Amy: I carry a notebook everywhere and jot notes down sporadically. That's the beginning of writing, cultivating the habit, at least for a poet of my ilk. I move notes to a computer at some point, then I sit on it.  That can be in my study at home or at a café. But I like the notebook moreover because it gives me permission to write anywhere and for as long or as briefly as I like. I try to enact the idea that a writer writes when she's not doing everything else. And that can happen anywhere at anytime and feel as casual or focused as the writer's mood dictates.  

 

Jane: What advice to you have for aspiring poets?

 

Amy: Carry a notebook. Write when you aren't doing the rest of living. Even if just for a minute. Write a phrase, write a sentence, write down whatever stands out. Every passing phrase adds up. Look for the unusual and note it, even if it's just a misheard phrase--sometimes those are the most important ones. As I just noted in my notebook and then tweeted the other day right before I gave a talk, "See like a poet. See more than you wish to."

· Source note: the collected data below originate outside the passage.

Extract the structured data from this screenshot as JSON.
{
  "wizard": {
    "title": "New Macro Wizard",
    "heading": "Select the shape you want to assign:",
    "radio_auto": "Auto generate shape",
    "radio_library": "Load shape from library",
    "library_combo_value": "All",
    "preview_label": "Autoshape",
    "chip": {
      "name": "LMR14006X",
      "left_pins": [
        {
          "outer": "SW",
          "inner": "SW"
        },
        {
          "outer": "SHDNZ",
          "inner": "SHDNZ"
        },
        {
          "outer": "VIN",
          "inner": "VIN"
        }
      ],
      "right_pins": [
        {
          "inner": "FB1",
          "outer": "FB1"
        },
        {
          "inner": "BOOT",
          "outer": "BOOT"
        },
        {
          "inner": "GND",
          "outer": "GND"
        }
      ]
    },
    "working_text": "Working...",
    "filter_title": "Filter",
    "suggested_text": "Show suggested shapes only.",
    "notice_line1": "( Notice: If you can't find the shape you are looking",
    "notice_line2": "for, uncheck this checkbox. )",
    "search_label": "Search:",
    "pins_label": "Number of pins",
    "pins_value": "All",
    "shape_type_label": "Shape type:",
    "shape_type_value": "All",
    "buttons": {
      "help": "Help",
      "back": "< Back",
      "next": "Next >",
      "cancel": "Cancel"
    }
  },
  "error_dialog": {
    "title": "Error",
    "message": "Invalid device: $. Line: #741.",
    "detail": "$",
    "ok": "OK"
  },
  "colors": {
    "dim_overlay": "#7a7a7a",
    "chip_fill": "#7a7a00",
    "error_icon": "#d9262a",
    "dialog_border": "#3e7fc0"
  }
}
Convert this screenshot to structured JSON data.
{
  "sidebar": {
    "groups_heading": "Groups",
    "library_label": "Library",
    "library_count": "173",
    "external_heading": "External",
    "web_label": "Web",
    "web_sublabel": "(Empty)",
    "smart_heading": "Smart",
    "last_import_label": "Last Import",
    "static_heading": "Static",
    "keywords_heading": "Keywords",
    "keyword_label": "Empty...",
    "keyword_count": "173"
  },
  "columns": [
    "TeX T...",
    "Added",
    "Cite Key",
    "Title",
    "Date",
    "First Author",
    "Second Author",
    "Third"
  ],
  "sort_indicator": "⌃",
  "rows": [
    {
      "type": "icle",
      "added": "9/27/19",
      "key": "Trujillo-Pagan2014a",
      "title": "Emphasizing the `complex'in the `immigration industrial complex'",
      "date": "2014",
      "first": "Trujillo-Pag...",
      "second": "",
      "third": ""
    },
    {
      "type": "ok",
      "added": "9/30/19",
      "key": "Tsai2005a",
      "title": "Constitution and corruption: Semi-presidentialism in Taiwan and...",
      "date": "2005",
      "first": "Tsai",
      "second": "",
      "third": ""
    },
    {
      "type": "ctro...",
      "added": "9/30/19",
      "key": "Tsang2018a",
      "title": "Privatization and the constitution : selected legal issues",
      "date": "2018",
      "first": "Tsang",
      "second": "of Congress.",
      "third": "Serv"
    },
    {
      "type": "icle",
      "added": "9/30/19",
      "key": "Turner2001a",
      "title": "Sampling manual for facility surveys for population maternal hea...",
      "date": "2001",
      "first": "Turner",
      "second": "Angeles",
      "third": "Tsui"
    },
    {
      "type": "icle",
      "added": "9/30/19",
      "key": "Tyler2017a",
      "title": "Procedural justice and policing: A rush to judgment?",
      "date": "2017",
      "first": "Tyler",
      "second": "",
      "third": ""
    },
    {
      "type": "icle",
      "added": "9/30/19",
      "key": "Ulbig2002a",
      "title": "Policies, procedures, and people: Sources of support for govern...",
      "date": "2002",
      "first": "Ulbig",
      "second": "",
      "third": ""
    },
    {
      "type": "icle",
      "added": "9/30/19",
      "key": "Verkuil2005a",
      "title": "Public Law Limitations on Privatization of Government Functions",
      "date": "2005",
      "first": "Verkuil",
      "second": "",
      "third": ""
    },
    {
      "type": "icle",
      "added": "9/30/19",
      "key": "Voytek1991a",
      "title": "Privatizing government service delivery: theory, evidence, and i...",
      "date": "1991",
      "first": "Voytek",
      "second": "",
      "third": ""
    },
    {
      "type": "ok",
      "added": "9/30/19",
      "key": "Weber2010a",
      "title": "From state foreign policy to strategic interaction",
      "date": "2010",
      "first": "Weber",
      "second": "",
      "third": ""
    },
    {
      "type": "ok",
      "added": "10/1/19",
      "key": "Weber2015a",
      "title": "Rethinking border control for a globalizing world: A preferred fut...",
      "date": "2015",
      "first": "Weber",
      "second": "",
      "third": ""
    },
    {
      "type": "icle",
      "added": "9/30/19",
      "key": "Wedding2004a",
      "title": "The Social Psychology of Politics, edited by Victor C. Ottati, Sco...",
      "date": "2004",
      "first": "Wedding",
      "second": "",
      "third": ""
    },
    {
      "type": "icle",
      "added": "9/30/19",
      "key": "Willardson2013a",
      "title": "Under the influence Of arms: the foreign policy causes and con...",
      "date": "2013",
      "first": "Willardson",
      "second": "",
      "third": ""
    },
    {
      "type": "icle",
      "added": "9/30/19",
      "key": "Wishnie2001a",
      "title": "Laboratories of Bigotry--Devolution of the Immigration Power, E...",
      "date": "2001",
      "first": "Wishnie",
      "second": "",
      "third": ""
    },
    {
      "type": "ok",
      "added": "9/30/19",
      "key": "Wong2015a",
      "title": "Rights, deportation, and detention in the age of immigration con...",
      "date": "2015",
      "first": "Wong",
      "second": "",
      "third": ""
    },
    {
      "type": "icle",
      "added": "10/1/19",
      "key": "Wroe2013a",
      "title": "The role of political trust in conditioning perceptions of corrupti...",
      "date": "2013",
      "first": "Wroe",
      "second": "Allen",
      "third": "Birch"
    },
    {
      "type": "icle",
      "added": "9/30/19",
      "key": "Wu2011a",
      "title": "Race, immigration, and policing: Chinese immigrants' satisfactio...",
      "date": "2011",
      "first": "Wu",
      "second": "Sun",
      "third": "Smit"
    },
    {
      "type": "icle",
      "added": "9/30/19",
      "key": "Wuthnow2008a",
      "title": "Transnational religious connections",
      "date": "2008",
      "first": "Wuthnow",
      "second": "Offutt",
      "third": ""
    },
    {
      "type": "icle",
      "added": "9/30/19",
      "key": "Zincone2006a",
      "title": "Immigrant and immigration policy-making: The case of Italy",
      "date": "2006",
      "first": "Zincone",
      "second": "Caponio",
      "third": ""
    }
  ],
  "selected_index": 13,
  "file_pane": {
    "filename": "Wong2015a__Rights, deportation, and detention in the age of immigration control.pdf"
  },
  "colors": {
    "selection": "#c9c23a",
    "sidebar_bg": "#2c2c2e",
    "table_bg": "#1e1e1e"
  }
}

Jane: You once referred to yourself in an interview as an "aging poet"...well, you seem quite young, but what you do think that means in terms of your artistic output and reach?

 

Amy: I don't know what it means in terms of output, but as my time has become more precious and in demand and as I have been wanting to write more essays on poetics, I feel hungrier to write. I also hope that as my poetics and poems evolve, they begin to have a reach that is an extension, in some capacity, of the social justice work I have done for much of my adult life.  

 

Jane: Is there anything else you would like to say to women working in some aspect of publishing today, as an author, poet, teacher, librarian, editor etc.?

 

Amy: Well, as noted above, we are often asked quite a bit right after each annual VIDA Count is released, "What can I do to help?" So to that end, a number of VIDAs composed this handy sheet that provides basic but very helpful advice for getting started.

 

Please take a look at this handout, share it, help spread the word about the work we're doing at VIDA--and don't forget to prioritize your own writing! Also, it's never too early to make kids and teens aware of these disparities in the literary world--they will be future readers, writers, teachers, publishers and editors, and the best part? Show them the charts: they get it instantly!

 

And thank you, WNBA members, once again for this tremendous honor and the support it brings to VIDA's efforts!

 

Jane: Thank you Amy for a great interview and congratulations again on receiving the WNBA Award!